Corporate update: the latest corporate law developments July 2021
In this month’s update for directors, secretaries and general counsels we:
review (yet another) case where a buyer’s notice of warranty claim fell short of the relevant contractual requirements;
consider the rules for determining who is the contracting party in a case involving a missing Ferrari gearbox; and
explain how the conduct of directors of dissolved companies will come under greater scrutiny.
Buyer’s notice of claim failed to disclose “reasonable detail”
The High Court has once again refused to allow a buyer’s claim for breach of the warranties in a share purchase agreement on the basis that the buyer’s notice of claim failed to meet the requirements set out in the agreement.
A string of cases have consistently shown that the success (or failure) of a buyer’s claim for breach of warranty may turn on whether or not the buyer complies with the relevant contractual provisions about making a claim and, in particular, the provisions concerning the contents and service of the relevant notice of claim.
The key point, as highlighted in RWE Nukem Limited v AEA Technology plc  EWHC 78, is that “Every notification clause turns on its own individual wording” so the buyer must ensure that it strictly follows that wording and meets the specific requirements of the relevant agreement. As the judge said in Mannai Investment Co Ltd v Eagle Star Life Assurance Co Ltd  UKHL 19 “if the clause had said that notice had to be on blue paper, it would have been no good serving notice on pink paper”, however clear the terms of the notice may be.

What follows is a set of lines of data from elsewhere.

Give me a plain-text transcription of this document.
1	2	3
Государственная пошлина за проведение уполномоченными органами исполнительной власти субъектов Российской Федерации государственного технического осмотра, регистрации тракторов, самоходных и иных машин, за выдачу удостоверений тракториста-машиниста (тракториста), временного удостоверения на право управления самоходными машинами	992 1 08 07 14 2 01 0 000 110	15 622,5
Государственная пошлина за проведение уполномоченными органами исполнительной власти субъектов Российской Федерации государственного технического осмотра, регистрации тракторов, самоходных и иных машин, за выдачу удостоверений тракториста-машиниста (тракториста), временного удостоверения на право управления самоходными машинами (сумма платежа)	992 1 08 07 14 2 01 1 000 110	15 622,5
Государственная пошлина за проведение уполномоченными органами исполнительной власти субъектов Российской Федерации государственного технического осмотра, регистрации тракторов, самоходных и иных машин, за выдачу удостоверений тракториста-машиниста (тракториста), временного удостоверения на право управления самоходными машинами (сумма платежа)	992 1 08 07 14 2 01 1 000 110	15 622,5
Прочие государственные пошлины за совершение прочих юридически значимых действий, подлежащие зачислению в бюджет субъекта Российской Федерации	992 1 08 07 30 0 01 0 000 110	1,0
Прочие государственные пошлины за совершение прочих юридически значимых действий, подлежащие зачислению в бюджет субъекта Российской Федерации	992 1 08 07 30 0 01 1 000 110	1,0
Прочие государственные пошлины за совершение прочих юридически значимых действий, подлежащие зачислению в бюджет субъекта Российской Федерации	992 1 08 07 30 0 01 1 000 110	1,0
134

In TP Icap Ltd v Nex Group Ltd  EWHC 1375 (Comm) the buyer had agreed to acquire a target company which engaged in voice broking, a form of interdealer broking which takes place by telephone as opposed to through an electronic trading platform.

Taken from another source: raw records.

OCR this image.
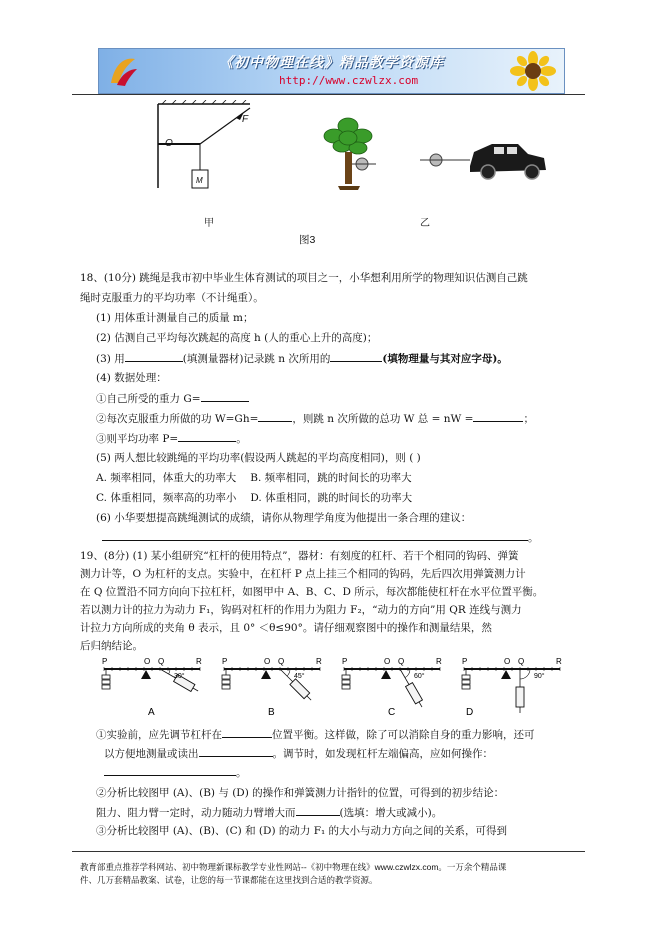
《初中物理在线》精品教学资源库
http://www.czwlzx.com
O
F
M
甲	乙
图3
18、(10分) 跳绳是我市初中毕业生体育测试的项目之一，小华想利用所学的物理知识估测自己跳
绳时克服重力的平均功率（不计绳重）。
(1) 用体重计测量自己的质量 m；
(2) 估测自己平均每次跳起的高度 h (人的重心上升的高度)；
(3) 用	(填测量器材)记录跳 n 次所用的	(填物理量与其对应字母)。
(4) 数据处理：
①自己所受的重力 G=
②每次克服重力所做的功 W=Gh=	，则跳 n 次所做的总功 W 总 = nW =	；
③则平均功率 P=	。
(5) 两人想比较跳绳的平均功率(假设两人跳起的平均高度相同)，则 ( )
A. 频率相同，体重大的功率大 B. 频率相同，跳的时间长的功率大
C. 体重相同，频率高的功率小 D. 体重相同，跳的时间长的功率大
(6) 小华要想提高跳绳测试的成绩，请你从物理学角度为他提出一条合理的建议：
。
19、(8分) (1) 某小组研究“杠杆的使用特点”，器材：有刻度的杠杆、若干个相同的钩码、弹簧
测力计等，O 为杠杆的支点。实验中，在杠杆 P 点上挂三个相同的钩码，先后四次用弹簧测力计
在 Q 位置沿不同方向向下拉杠杆，如图甲中 A、B、C、D 所示，每次都能使杠杆在水平位置平衡。
若以测力计的拉力为动力 F₁，钩码对杠杆的作用力为阻力 F₂，“动力的方向”用 QR 连线与测力
计拉力方向所成的夹角 θ 表示，且 0° ＜θ≤90°。请仔细观察图中的操作和测量结果，然
后归纳结论。
P	O Q	R
30°
A
P	O Q	R
45°
B
P	O Q	R
60°
C
P	O Q	R
90°
D
①实验前，应先调节杠杆在	位置平衡。这样做，除了可以消除自身的重力影响，还可
以方便地测量或读出	。调节时，如发现杠杆左端偏高，应如何操作：
。
②分析比较图甲 (A)、(B) 与 (D) 的操作和弹簧测力计指针的位置，可得到的初步结论：
阻力、阻力臂一定时，动力随动力臂增大而	(选填：增大或减小)。
③分析比较图甲 (A)、(B)、(C) 和 (D) 的动力 F₁ 的大小与动力方向之间的关系，可得到
教育部重点推荐学科网站、初中物理新课标教学专业性网站--《初中物理在线》www.czwlzx.com。一万余个精品课
件、几万套精品教案、试卷，让您的每一节课都能在这里找到合适的教学资源。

The seller gave various warranties to the buyer including one under which the seller had confirmed that the target had not contravened any applicable law or regulation which had resulted in any fine, penalty or other liability that had a material adverse impact on the operation of the target’s business (the Breach of Law Warranty).
The seller’s liability under those warranties was subject to various limitations set out in the agreement. In particular, those limitations provided that the seller would not be liable for a warranty claim unless, by a specified date, the buyer had given written notice of that claim “stating in reasonable detail the nature of the [claim] and, if practicable, the amount claimed”.
After completion, an ongoing investigation and enquiry by the US Commodities and Futures Trading Commission and the UK Financial Conduct Authority into the trading activities of the target group came to light. In addition, various German authorities began an investigation into allegations of tax-related offences.
As a result, the buyer brought a claim against the seller for breach of certain warranties in the agreement, including the Breach of Law Warranty. But the seller applied for the buyer’s claim to be struck out on the basis that its purported notice of claim did not give the required “reasonable detail” of the relevant claims.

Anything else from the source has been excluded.